3rd column defines linkages colours, which uses the same colour format as the 2nd column. You may want to hidden the linkaged for certain genes, just use NA (not "na", not "white", not "Na") as the link color. But, at least one genes should have proper linkage colour.An internal Circos gene list is used for Circos plot, and any genes not in this list will be neglected. The D3 interactive network is also constructed based on the 3rd column data. It is designed as an alternative way to show the linkages network.

  • 4th column

4th column allows pre-defined gene names (optional). As the GeneID (e.g., hsa:513) is hard to get its meaning, the 4th column could provide a way to transfer the GeneID to other formats (Example). The pre-defined gene names will be used inboth phylogenetic profile and correlation figures. This column is optional; if you want to keep the GeneID in figures, please leave it as blank (no column names and no values).

2.4 Annotation files

Organism Input gene list (1st column) Circos gene list
Homo sapiens 20127 Download 19077 Download
Arabidopsis thaliana 27396 Download 27394 Download

3. Output

We provide two ways to illustrate the prediction results. A webpage merged the all the figures and tables will be returned at first. At the bottom of the webpage, a linkage will guide you to download all the results into your local computer.

  • Webpage

The webpage contains visualization of phylogenetic profiles, correlation matrix, Circos plot, D3 interactive network, and list of prediction linkages. A grey block will be used to represent the negative correlation value in the correlation matrix plot.

  • Download folder

The downloaded folder includes published quality of figures mentioned above in both "pdf" and "jpg" formats. The correlation matrix and prediction linkages are stored in a "csv" file that can be easily used for other analysis and validation experiments. Moreover, the same webage is stored in a "html" file used for a overview of the results.

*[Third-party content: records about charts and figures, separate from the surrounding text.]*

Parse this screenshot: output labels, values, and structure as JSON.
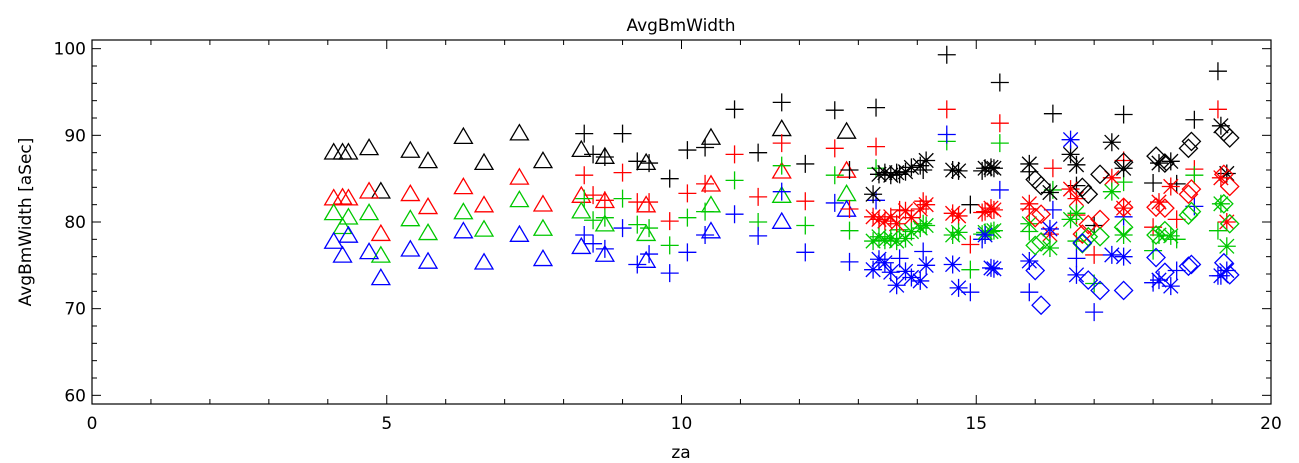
{
  "chart_data": {
    "type": "scatter",
    "title": "AvgBmWidth",
    "xlabel": "za",
    "ylabel": "AvgBmWidth [aSec]",
    "xlim": [
      0,
      20
    ],
    "ylim": [
      59,
      101
    ],
    "xticks": [
      0,
      5,
      10,
      15,
      20
    ],
    "xtick_labels": [
      "0",
      "5",
      "10",
      "15",
      "20"
    ],
    "yticks": [
      60,
      70,
      80,
      90,
      100
    ],
    "ytick_labels": [
      "60",
      "70",
      "80",
      "90",
      "100"
    ],
    "grid": false,
    "legend": "none",
    "colors": {
      "black": "#000000",
      "red": "#ff0000",
      "green": "#00c800",
      "blue": "#0000ff"
    },
    "series": [
      {
        "color": "black",
        "marker": "triangle",
        "x": [
          4.1,
          4.25,
          4.35,
          4.7,
          4.9,
          5.4,
          5.7,
          6.3,
          6.65,
          7.25,
          7.65,
          8.3,
          8.7,
          9.4,
          10.5,
          11.7,
          12.8
        ],
        "y": [
          88,
          88,
          88,
          88.5,
          83.5,
          88.2,
          87,
          89.8,
          86.8,
          90.2,
          87,
          88.3,
          87.5,
          86.8,
          89.7,
          90.7,
          90.4
        ]
      },
      {
        "color": "red",
        "marker": "triangle",
        "x": [
          4.1,
          4.25,
          4.35,
          4.7,
          4.9,
          5.4,
          5.7,
          6.3,
          6.65,
          7.25,
          7.65,
          8.3,
          8.7,
          9.4,
          10.5,
          11.7,
          12.8
        ],
        "y": [
          82.7,
          82.8,
          82.7,
          83.5,
          78.6,
          83.2,
          81.7,
          84,
          81.9,
          85.1,
          82,
          83,
          82.4,
          81.9,
          84.3,
          85.8,
          85.9
        ]
      },
      {
        "color": "green",
        "marker": "triangle",
        "x": [
          4.1,
          4.25,
          4.35,
          4.7,
          4.9,
          5.4,
          5.7,
          6.3,
          6.65,
          7.25,
          7.65,
          8.3,
          8.7,
          9.4,
          10.5,
          11.7,
          12.8
        ],
        "y": [
          81,
          79.4,
          80.5,
          81,
          76.1,
          80.3,
          78.7,
          81.1,
          79.1,
          82.5,
          79.2,
          81.2,
          79.7,
          78.6,
          81.9,
          83,
          83.2
        ]
      },
      {
        "color": "blue",
        "marker": "triangle",
        "x": [
          4.1,
          4.25,
          4.35,
          4.7,
          4.9,
          5.4,
          5.7,
          6.3,
          6.65,
          7.25,
          7.65,
          8.3,
          8.7,
          9.4,
          10.5,
          11.7,
          12.8
        ],
        "y": [
          77.7,
          76.1,
          78.4,
          76.5,
          73.5,
          76.8,
          75.4,
          78.9,
          75.3,
          78.5,
          75.7,
          77.1,
          76.2,
          75.5,
          78.9,
          80,
          81.4
        ]
      },
      {
        "color": "black",
        "marker": "plus",
        "x": [
          8.35,
          8.5,
          8.7,
          9.0,
          9.25,
          9.45,
          9.8,
          10.1,
          10.4,
          10.9,
          11.3,
          11.7,
          12.1,
          12.6,
          12.85,
          13.3,
          13.7,
          14.1,
          14.5,
          14.9,
          15.1,
          15.4,
          15.9,
          16.3,
          16.7,
          17.0,
          17.5,
          18.0,
          18.4,
          18.7,
          19.1
        ],
        "y": [
          90.2,
          87.8,
          87.5,
          90.2,
          87,
          86.8,
          85,
          88.3,
          88.6,
          93,
          88,
          93.8,
          86.7,
          92.9,
          86,
          93.2,
          85.5,
          86,
          99.3,
          82,
          85.9,
          96.1,
          85.8,
          92.5,
          84.2,
          79.6,
          92.4,
          84.5,
          84.4,
          91.8,
          97.4
        ]
      },
      {
        "color": "red",
        "marker": "plus",
        "x": [
          8.35,
          8.5,
          8.7,
          9.0,
          9.25,
          9.45,
          9.8,
          10.1,
          10.4,
          10.9,
          11.3,
          11.7,
          12.1,
          12.6,
          12.85,
          13.3,
          13.7,
          14.1,
          14.5,
          14.9,
          15.1,
          15.4,
          15.9,
          16.3,
          16.7,
          17.0,
          17.5,
          18.0,
          18.4,
          18.7,
          19.1
        ],
        "y": [
          85.4,
          83.1,
          82.5,
          85.7,
          82.3,
          82.3,
          80.1,
          83.3,
          84.4,
          87.8,
          82.9,
          89.1,
          82.4,
          88.5,
          81.5,
          88.7,
          81.4,
          82.4,
          93,
          77.4,
          81.1,
          91.4,
          81.5,
          86.2,
          80.8,
          76.2,
          87.1,
          79.4,
          80.3,
          86.1,
          93
        ]
      },
      {
        "color": "green",
        "marker": "plus",
        "x": [
          8.35,
          8.5,
          8.7,
          9.0,
          9.25,
          9.45,
          9.8,
          10.1,
          10.4,
          10.9,
          11.3,
          11.7,
          12.1,
          12.6,
          12.85,
          13.3,
          13.7,
          14.1,
          14.5,
          14.9,
          15.1,
          15.4,
          15.9,
          16.3,
          16.7,
          17.0,
          17.5,
          18.0,
          18.4,
          18.7,
          19.1
        ],
        "y": [
          82.7,
          80.2,
          80.5,
          82.7,
          79.7,
          79.3,
          77.3,
          80.5,
          81.2,
          84.8,
          80,
          86.5,
          79.6,
          85.4,
          79,
          86.2,
          79.1,
          79.8,
          89.3,
          74.5,
          78.6,
          89.1,
          78.9,
          83.7,
          77.8,
          72.9,
          84.6,
          76.7,
          78,
          85.4,
          79
        ]
      },
      {
        "color": "blue",
        "marker": "plus",
        "x": [
          8.35,
          8.5,
          8.7,
          9.0,
          9.25,
          9.45,
          9.8,
          10.1,
          10.4,
          10.9,
          11.3,
          11.7,
          12.1,
          12.6,
          12.85,
          13.3,
          13.7,
          14.1,
          14.5,
          14.9,
          15.1,
          15.4,
          15.9,
          16.3,
          16.7,
          17.0,
          17.5,
          18.0,
          18.4,
          18.7,
          19.1
        ],
        "y": [
          78.5,
          77.5,
          76.9,
          79.3,
          75.1,
          76.3,
          74.1,
          76.5,
          78.5,
          80.9,
          78.4,
          83.5,
          76.5,
          82.2,
          75.4,
          82.5,
          75.8,
          76.6,
          90.1,
          71.9,
          78,
          83.7,
          71.9,
          81.4,
          75.8,
          69.6,
          80.6,
          73,
          74.4,
          81.8,
          73.8
        ]
      },
      {
        "color": "black",
        "marker": "asterisk",
        "x": [
          13.25,
          13.35,
          13.45,
          13.55,
          13.65,
          13.8,
          13.9,
          14.05,
          14.15,
          14.6,
          14.7,
          15.15,
          15.25,
          15.3,
          15.9,
          16.25,
          16.6,
          16.7,
          17.3,
          17.5,
          18.1,
          18.3,
          19.15,
          19.25
        ],
        "y": [
          83.2,
          85.5,
          85.7,
          85.4,
          85.7,
          85.8,
          86.3,
          86.5,
          87.1,
          86,
          85.9,
          86.2,
          86.3,
          86.2,
          86.7,
          83.4,
          87.8,
          86.6,
          89.2,
          86.2,
          86.8,
          87,
          91.1,
          85.6
        ]
      },
      {
        "color": "red",
        "marker": "asterisk",
        "x": [
          13.25,
          13.35,
          13.45,
          13.55,
          13.65,
          13.8,
          13.9,
          14.05,
          14.15,
          14.6,
          14.7,
          15.15,
          15.25,
          15.3,
          15.9,
          16.25,
          16.6,
          16.7,
          17.3,
          17.5,
          18.1,
          18.3,
          19.15,
          19.25
        ],
        "y": [
          80.6,
          80.3,
          80.1,
          80.6,
          79.8,
          81.3,
          80.5,
          81.5,
          82,
          81,
          80.7,
          81.2,
          81.6,
          81.4,
          82.1,
          78.6,
          83.8,
          82.7,
          85.1,
          81.6,
          82.3,
          84.1,
          85.1,
          80
        ]
      },
      {
        "color": "green",
        "marker": "asterisk",
        "x": [
          13.25,
          13.35,
          13.45,
          13.55,
          13.65,
          13.8,
          13.9,
          14.05,
          14.15,
          14.6,
          14.7,
          15.15,
          15.25,
          15.3,
          15.9,
          16.25,
          16.6,
          16.7,
          17.3,
          17.5,
          18.1,
          18.3,
          19.15,
          19.25
        ],
        "y": [
          77.8,
          78.3,
          77.9,
          78.1,
          77.8,
          78.1,
          78.9,
          79.3,
          79.6,
          78.5,
          78.8,
          78.8,
          78.9,
          79,
          79.8,
          77,
          80.3,
          81,
          83.5,
          78.5,
          78.5,
          78.4,
          82.1,
          77.2
        ]
      },
      {
        "color": "blue",
        "marker": "asterisk",
        "x": [
          13.25,
          13.35,
          13.45,
          13.55,
          13.65,
          13.8,
          13.9,
          14.05,
          14.15,
          14.6,
          14.7,
          15.15,
          15.25,
          15.3,
          15.9,
          16.25,
          16.6,
          16.7,
          17.3,
          17.5,
          18.1,
          18.3,
          19.15,
          19.25
        ],
        "y": [
          74.5,
          75.7,
          75.3,
          74.2,
          72.7,
          74.3,
          73.6,
          73.2,
          75,
          75.1,
          72.4,
          78.5,
          74.7,
          74.6,
          75.5,
          79.2,
          89.5,
          73.9,
          76.2,
          76,
          73.3,
          72.6,
          73.8,
          74.4
        ]
      },
      {
        "color": "black",
        "marker": "diamond",
        "x": [
          16.0,
          16.1,
          16.8,
          16.9,
          17.1,
          17.5,
          18.05,
          18.2,
          18.6,
          18.65,
          19.2,
          19.3
        ],
        "y": [
          84.9,
          84.2,
          84,
          83.2,
          85.5,
          86.9,
          87.6,
          86.8,
          88.5,
          89.3,
          90.4,
          89.7
        ]
      },
      {
        "color": "red",
        "marker": "diamond",
        "x": [
          16.0,
          16.1,
          16.8,
          16.9,
          17.1,
          17.5,
          18.05,
          18.2,
          18.6,
          18.65,
          19.2,
          19.3
        ],
        "y": [
          80.5,
          80.9,
          78.6,
          79.7,
          80.3,
          81.7,
          81.7,
          81.6,
          83.2,
          83.8,
          85.5,
          84.1
        ]
      },
      {
        "color": "green",
        "marker": "diamond",
        "x": [
          16.0,
          16.1,
          16.8,
          16.9,
          17.1,
          17.5,
          18.05,
          18.2,
          18.6,
          18.65,
          19.2,
          19.3
        ],
        "y": [
          77.3,
          77.7,
          77.5,
          78.3,
          78.3,
          79.4,
          78.5,
          79,
          80.8,
          81.2,
          82.1,
          79.8
        ]
      },
      {
        "color": "blue",
        "marker": "diamond",
        "x": [
          16.0,
          16.1,
          16.8,
          16.9,
          17.1,
          17.5,
          18.05,
          18.2,
          18.6,
          18.65,
          19.2,
          19.3
        ],
        "y": [
          74.4,
          70.4,
          77.6,
          73.3,
          72.1,
          72.1,
          75.9,
          74.2,
          74.9,
          75.1,
          75.3,
          73.9
        ]
      }
    ]
  }
}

Please download and save your results (at the end of the return webpage), the result files will be kept on the web-server only 2 hours.

4. Citation

PrePhyloPro is peer-reviewed and officially published on PeerJ. Please cite the following article if you use PrePhyloPro in your project.

Niu Y, Liu C, Moghimyfiroozabad S, Yang Y, Alavian KN. (2017) PrePhyloPro: phylogenetic profile-based prediction of whole proteome linkages. PeerJ 5:e3712.

5. Applications

  1. PrePhyloPro is used to investigate the modular evolution of the F1Fo ATP synthase.

Niu Y, Moghimyfiroozabad S, Safaie S, Yang Y, Jonas EA, Alavian KN (2017) Phylogenetic Profiling of Mitochondrial Proteins and Integration Analysis of Bacterial Transcription Units Suggest Evolution of F1Fo ATP Synthase from Multiple Modules. J Mol Evol 85: 219.